Sebi plans to commence investor call centre with 10 agents
May, 18th 2011
Market regulator Sebi, which receives well over 100 investor complaints a day, plans to initially have about 10 agents at its proposed call centre to be managed by an outside agency to redress such grievances.
"It is estimated that the helpline services would require 10 persons initially to provide the nation wide helpline service to Sebi," the regulator said in an addendum to its tender inviting bids from agencies interested in setting up the call centre.
Sebi floated the tender early this month as it plans to outsource its investor helpline service to a third-party call centre. Besides complaints, the call centre would attend investor calls on issues like trading accounts and complaint status.
It will also provide assistance in matters like transfer and transmission of shares, IPOs, etc.
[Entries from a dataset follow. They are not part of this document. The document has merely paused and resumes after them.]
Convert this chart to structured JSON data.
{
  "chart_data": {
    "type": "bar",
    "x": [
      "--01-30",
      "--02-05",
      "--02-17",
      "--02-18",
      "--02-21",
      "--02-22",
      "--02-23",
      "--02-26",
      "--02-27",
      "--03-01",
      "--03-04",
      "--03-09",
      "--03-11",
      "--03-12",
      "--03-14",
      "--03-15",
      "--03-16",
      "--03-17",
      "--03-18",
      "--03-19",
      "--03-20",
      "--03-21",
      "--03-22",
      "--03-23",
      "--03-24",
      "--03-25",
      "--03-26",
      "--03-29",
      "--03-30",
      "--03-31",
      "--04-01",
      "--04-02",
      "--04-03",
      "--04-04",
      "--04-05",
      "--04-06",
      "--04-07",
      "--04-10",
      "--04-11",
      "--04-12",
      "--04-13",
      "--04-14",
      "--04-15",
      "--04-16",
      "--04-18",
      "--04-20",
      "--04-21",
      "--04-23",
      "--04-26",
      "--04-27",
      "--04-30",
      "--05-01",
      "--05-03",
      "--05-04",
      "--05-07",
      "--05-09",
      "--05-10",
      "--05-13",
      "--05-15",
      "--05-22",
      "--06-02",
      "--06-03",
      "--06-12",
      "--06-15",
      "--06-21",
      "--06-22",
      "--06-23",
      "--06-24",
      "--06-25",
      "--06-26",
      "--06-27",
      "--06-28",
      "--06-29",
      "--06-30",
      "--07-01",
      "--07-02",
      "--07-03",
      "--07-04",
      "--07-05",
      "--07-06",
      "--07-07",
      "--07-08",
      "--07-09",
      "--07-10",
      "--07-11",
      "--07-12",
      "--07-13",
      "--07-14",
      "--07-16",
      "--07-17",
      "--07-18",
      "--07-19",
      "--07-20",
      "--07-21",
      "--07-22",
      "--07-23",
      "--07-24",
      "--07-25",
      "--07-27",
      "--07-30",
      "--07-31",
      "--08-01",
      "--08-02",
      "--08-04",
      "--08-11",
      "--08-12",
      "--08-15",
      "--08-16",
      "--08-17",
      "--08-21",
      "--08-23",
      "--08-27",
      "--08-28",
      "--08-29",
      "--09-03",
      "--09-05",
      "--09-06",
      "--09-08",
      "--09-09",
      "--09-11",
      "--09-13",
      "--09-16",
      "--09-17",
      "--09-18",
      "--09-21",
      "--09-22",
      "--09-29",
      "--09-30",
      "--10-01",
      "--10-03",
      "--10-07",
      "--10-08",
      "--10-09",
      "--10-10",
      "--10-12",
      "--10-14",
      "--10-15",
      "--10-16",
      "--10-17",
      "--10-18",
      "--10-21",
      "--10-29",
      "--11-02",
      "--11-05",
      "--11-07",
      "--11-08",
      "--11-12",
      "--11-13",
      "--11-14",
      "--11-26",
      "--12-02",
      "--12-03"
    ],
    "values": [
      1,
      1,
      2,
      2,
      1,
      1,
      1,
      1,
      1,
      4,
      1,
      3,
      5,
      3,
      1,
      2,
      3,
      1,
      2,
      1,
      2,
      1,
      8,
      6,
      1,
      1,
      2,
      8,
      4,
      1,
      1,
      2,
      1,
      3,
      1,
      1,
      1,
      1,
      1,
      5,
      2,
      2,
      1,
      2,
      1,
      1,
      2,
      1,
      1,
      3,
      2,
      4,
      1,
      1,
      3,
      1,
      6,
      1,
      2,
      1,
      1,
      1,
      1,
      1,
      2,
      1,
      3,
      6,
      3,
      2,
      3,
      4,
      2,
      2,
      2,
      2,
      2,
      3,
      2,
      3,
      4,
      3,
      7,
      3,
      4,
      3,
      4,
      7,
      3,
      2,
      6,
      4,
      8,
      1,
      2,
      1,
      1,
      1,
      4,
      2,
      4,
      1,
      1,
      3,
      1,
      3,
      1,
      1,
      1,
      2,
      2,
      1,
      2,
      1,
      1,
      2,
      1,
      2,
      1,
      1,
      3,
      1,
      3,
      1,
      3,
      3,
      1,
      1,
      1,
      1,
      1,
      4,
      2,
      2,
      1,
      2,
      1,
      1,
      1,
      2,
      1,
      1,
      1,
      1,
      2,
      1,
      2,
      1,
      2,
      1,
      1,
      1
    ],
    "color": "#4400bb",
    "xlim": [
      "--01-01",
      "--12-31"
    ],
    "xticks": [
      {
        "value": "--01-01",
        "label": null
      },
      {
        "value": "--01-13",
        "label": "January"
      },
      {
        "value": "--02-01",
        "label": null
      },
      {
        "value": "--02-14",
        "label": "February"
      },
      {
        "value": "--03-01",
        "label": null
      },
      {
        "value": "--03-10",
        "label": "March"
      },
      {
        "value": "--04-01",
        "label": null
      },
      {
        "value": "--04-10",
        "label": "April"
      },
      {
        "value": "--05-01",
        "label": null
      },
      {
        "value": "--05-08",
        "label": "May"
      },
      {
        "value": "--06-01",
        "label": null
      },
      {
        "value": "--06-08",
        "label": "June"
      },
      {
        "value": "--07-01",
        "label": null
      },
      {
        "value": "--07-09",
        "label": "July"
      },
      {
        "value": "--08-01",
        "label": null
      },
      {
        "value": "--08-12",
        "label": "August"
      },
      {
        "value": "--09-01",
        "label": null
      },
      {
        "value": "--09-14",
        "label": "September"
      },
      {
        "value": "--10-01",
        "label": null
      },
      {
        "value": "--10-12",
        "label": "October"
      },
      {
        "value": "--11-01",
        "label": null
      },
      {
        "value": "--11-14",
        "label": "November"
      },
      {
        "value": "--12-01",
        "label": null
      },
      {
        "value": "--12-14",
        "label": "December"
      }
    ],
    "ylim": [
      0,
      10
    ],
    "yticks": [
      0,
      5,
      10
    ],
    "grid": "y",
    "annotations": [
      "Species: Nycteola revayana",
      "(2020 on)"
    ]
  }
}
Besides, the call centre would also require to provide guidance on status of companies on whether they are unlisted, sick, vanished or delisted besides matters pertaining to other regulators that are not under the Sebi purview.
In the long run, Sebi wants a minimum 500-seat operation capacity for one shift and a 1,500-seat capacity for three-shift operations, with equal number of call centre agents.
However, it needs an initial staff strength of 10 persons only.
The decision to outsource its investor helpline came within weeks of Sebi deciding to rope in third-party agencies for processing and maintenance of investor grievances.
Faced with the Herculean task of handling thousands of investor complaints, Sebi had taken a decision in this direction in March last week to resolve such grievances on a fast-track basis.
Sebi received more than 32,300 investor complaints in 2009-10, while the numbers are even higher at over 39,600 in the first nine months of the current fiscal. Since Sebi's inception, the total number of investor grievances has swelled to over 2.7 million.
Incidentally, Sebi is in the process of finalising a set of regulations for outsourcing of work by various market intermediaries such as brokers, mutual funds and investment bankers.
The regulator is, however, said to be against outsourcing of the market entities' core and investor-sensitive activities.